I promised photos! Here they are. I'm sorry about the lack of humans in the photos, but it's hard to have a semi-anonymous blog with photos of yourself and your friends featured prominently.
I thought it quite appropriate to post this pineapple picture following one of my recent posts. Isn't it pretty? It's so tiny, and I love the pink! I know there are different types of pineapples, but I have no clue what sort this is.
Banyan trees are beautiful, and some of my favorites, along with cypress.

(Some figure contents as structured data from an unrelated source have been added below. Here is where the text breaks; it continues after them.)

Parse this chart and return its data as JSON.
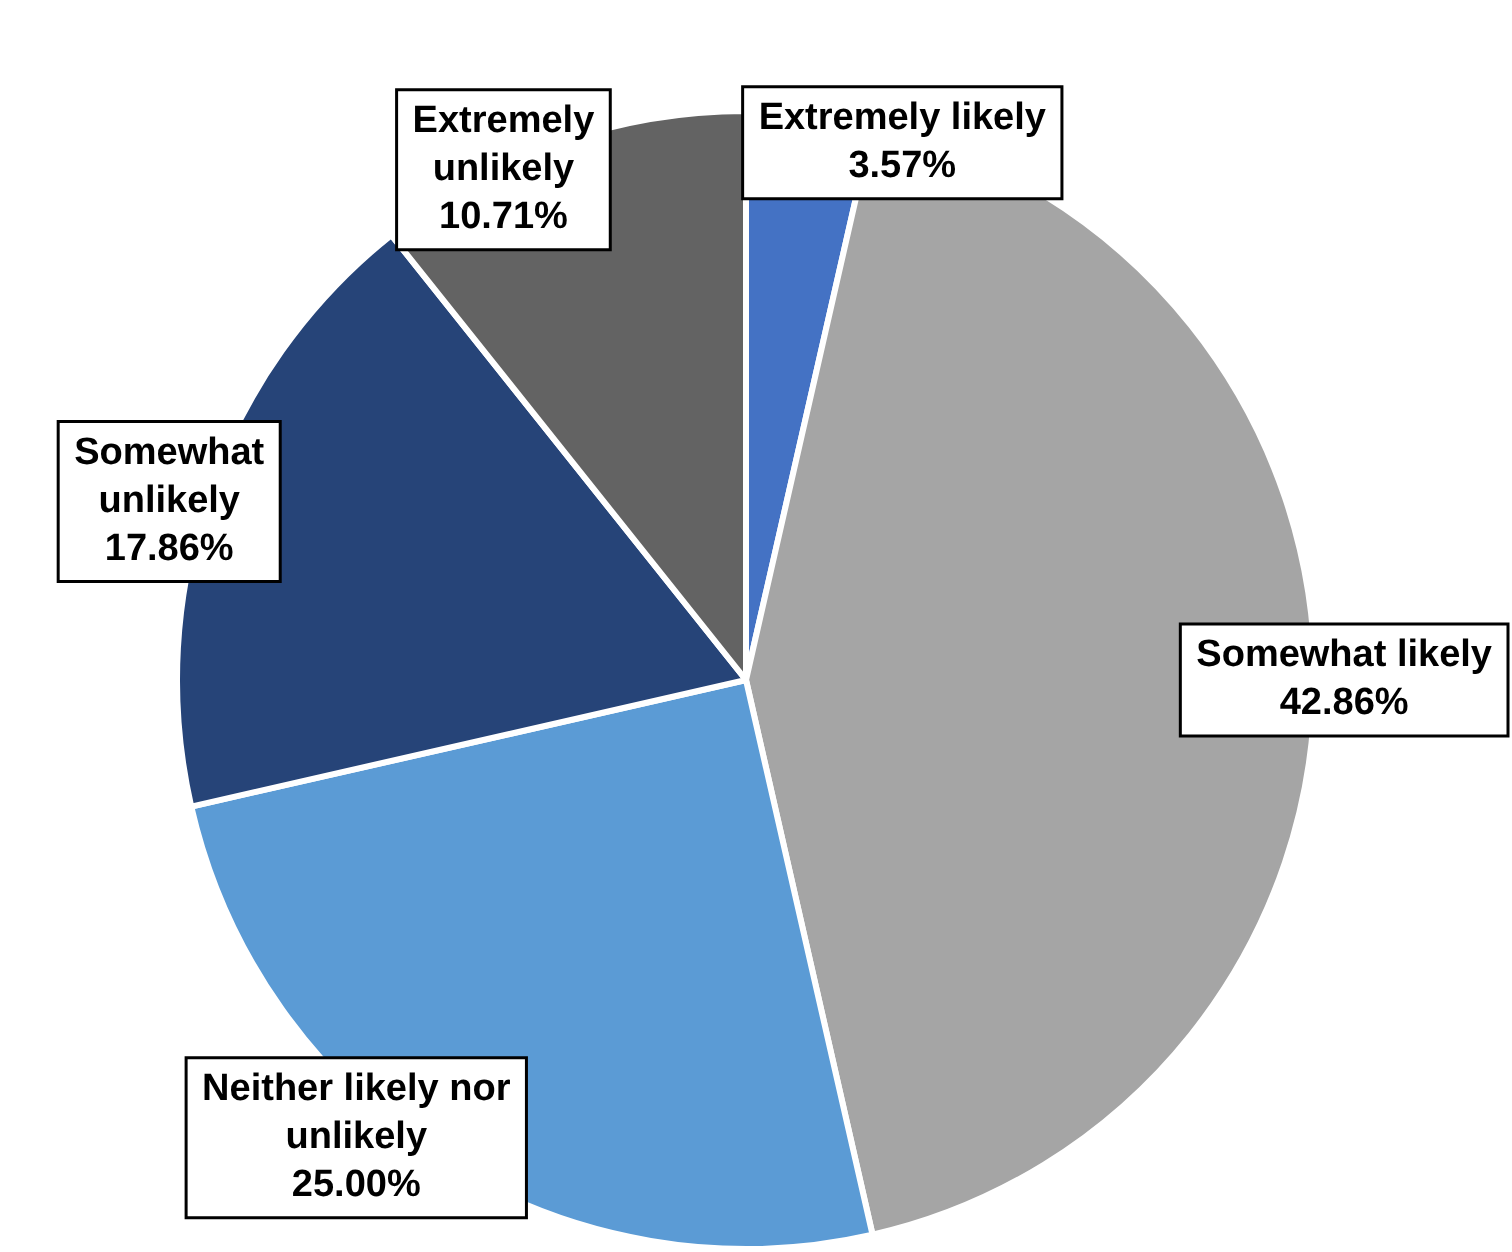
{
  "chart_data": {
    "type": "pie",
    "categories": [
      "Extremely likely",
      "Somewhat likely",
      "Neither likely nor unlikely",
      "Somewhat unlikely",
      "Extremely unlikely"
    ],
    "values": [
      3.57,
      42.86,
      25.0,
      17.86,
      10.71
    ],
    "value_labels": [
      "3.57%",
      "42.86%",
      "25.00%",
      "17.86%",
      "10.71%"
    ],
    "colors": [
      "#4472c4",
      "#a5a5a5",
      "#5b9bd5",
      "#264478",
      "#636363"
    ],
    "legend": false
  }
}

Stephanie took many more beautiful plant photos than I did, so that's all I have to contribute. Unfortunately, the birdies were too far away for my pitiful little camera. But we did see many thrushes (migrants) and cardinals, some adorable moorhen chicks, tons of American redstarts (a migrant) and a little tufted titmouse that flew right across the path. They are brave little souls for their tiny size. I heard lots more species, but didn't look very hard for the birds I have seen many times before.
I have to say though that one of my favorite moments finding a bunch of cute succulent and bromeliad (Stephanie, correct me if I'm wrong) epiphytes (air plants) at the gift shop. They were quite affordable, and I love them so I nabbed some. We can't seem to keep bugs out of the soil of indoor plants down here in our house for some reason. We already have 2 little ferns, but they aren't as pretty as these:


As for me personally; apparently the AF hormones have found me. I have been moody and depressed all morning. Part of the problem is that since my family life is not turning out as I had hoped, I've been focusing more on work again for fulfillment. The difficulty in that, is that some things are going on there which make it hard for me to find any fulfillment or growth. Then I'm reminded all over again about how I'm stuck and need to find a way up and out. It's just that I've had so much change, so often in my life, that I was happy to be stable for once. Now it looks like I'm going to have to seriously consider moving on before I was ready. Is it only so difficult for me, or am I just more vocal about it? I feel like I can't stabilize my emotions for long before I have problems again. And I struggle daily to conquer that. Am I really the only one?